The Philippines is mulling over importing as much as 450,000 metric tons (MT) of raw and refined sugar to further beef up its supply and temper retail prices.
Sugar Regulatory Administration (SRA) board member Pablo Azcona, who represents the sugarcane planters, said Wednesday the Palace has recommended the importation of 400,000 MT to 450,000 MT of sugar to ensure that the country will have a two-month buffer stock.
Azcona said the proposed importation program is still being finalized and that the SRA board is drafting its guidelines, which will be subjected to a consultation with stakeholders.
No less than President Marcos Jr. revealed the national government’s plan to maintain a two-month sugar buffer stock to manage price fluctuations.
Part of the import guidelines is the schedule of arrival and the specific markets that will be allowed to use the imported stocks.
“The proposed import volume will not all arrive at the same time. We are at the peak of the milling season and part of the SRA’s job is to determine how much volume will be introduced to the local market and when,” Azcona told reporters in an interview.
Talks on a new sugar import program started in December as the SRA has been monitoring the country’s sugar supply and price situation.
“It was a joint recommendation [between the SRA and the Palace],” he said.
“The instruction of the [Department of Agriculture], maybe from Malacañang as well, is that they want the volume of sugar to arrive as soon as we can. Maybe in the first quarter or April, depending on shipping delays.”
Azcona said the bulk of the imported sugar would be refined while part of the volume would constitute raw sugar since some refiners have requested to be allowed to import raw stocks.
“There are recommendations to import from the refiners group. They are requesting to import but for arrival later this year.

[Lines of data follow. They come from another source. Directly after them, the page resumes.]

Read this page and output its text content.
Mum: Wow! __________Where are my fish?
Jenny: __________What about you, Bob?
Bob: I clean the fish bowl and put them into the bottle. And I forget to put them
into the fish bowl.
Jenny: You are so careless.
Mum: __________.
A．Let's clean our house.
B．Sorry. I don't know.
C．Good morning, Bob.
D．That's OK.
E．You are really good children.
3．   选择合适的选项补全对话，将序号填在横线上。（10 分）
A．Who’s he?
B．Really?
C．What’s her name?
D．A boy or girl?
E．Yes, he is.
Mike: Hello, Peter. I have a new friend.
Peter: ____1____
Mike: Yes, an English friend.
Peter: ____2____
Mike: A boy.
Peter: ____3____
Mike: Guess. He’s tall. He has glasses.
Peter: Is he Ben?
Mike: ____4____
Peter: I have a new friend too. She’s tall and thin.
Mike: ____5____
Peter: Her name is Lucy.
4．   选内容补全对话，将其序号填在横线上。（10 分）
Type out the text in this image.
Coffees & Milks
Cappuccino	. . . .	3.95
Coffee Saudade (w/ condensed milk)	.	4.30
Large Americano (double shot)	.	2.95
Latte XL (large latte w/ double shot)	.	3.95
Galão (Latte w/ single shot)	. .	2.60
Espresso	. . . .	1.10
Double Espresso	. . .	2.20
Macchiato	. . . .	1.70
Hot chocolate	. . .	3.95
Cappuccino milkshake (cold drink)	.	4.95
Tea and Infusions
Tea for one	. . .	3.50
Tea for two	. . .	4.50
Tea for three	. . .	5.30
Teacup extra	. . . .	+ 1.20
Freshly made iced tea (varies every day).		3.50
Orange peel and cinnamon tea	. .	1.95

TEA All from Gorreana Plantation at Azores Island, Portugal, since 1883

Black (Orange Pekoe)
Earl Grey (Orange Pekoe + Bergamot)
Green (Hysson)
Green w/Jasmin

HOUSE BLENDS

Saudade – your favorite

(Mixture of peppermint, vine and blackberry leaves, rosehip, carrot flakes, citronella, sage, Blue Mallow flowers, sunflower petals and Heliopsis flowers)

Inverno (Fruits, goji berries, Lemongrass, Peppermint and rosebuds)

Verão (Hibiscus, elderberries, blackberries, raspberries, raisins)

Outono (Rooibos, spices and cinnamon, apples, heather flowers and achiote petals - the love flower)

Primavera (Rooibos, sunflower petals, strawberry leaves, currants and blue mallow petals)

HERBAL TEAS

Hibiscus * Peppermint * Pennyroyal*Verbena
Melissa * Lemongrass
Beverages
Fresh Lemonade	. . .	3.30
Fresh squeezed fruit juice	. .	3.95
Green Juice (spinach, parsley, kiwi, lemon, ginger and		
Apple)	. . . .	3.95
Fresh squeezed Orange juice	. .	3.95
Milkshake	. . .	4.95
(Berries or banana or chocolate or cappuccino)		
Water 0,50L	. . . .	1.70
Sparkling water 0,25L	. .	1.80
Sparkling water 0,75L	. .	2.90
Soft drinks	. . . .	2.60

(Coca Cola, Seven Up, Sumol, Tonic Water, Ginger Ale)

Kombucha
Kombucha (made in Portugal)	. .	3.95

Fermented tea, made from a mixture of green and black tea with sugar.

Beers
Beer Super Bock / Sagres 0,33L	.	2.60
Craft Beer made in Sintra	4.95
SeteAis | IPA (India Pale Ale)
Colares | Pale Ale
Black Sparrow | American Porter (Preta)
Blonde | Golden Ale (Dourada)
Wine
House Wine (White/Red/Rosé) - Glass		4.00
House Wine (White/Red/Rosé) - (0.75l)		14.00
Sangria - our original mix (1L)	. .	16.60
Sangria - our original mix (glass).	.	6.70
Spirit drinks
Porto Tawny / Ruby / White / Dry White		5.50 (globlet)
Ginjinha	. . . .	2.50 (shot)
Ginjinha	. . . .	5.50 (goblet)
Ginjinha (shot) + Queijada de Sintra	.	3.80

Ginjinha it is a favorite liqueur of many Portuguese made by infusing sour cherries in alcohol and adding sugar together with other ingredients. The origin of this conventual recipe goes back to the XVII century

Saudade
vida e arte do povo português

A little bit of raw sugar so that they can start their refineries early,” he said.
Despite the recommendation to import sugar, Azcona said he still does not believe that the country is suffering from a “physical shortage” of the sweetener.
“This importation program is normal. Every year, for the last 30 years, we usually import after our sugarcane harvest. There is always a shortfall that is needed to be filled until the next harvest, which is usually from June to October. That is the vacuum for our local production.”
Azcona noted that the proposed import program is intended for consumers and industrial users. He said the SRA is still awaiting instructions regarding the intended market of the imported sugar.
“So far, what we are hearing is that the importation will be open to everybody. The industrials will not have specific volumes. They can apply or course it through the traders,” he said.
Azcona said the estimated landed cost of imported sugar ranges from P70 to P80 per kilogram.
Despite the SRA’s previous import program, of which half of the 150,000 MT was allocated for the retail market, it failed to make a dent in the prevailing prices of refined sugar, which remained above P100 per kg.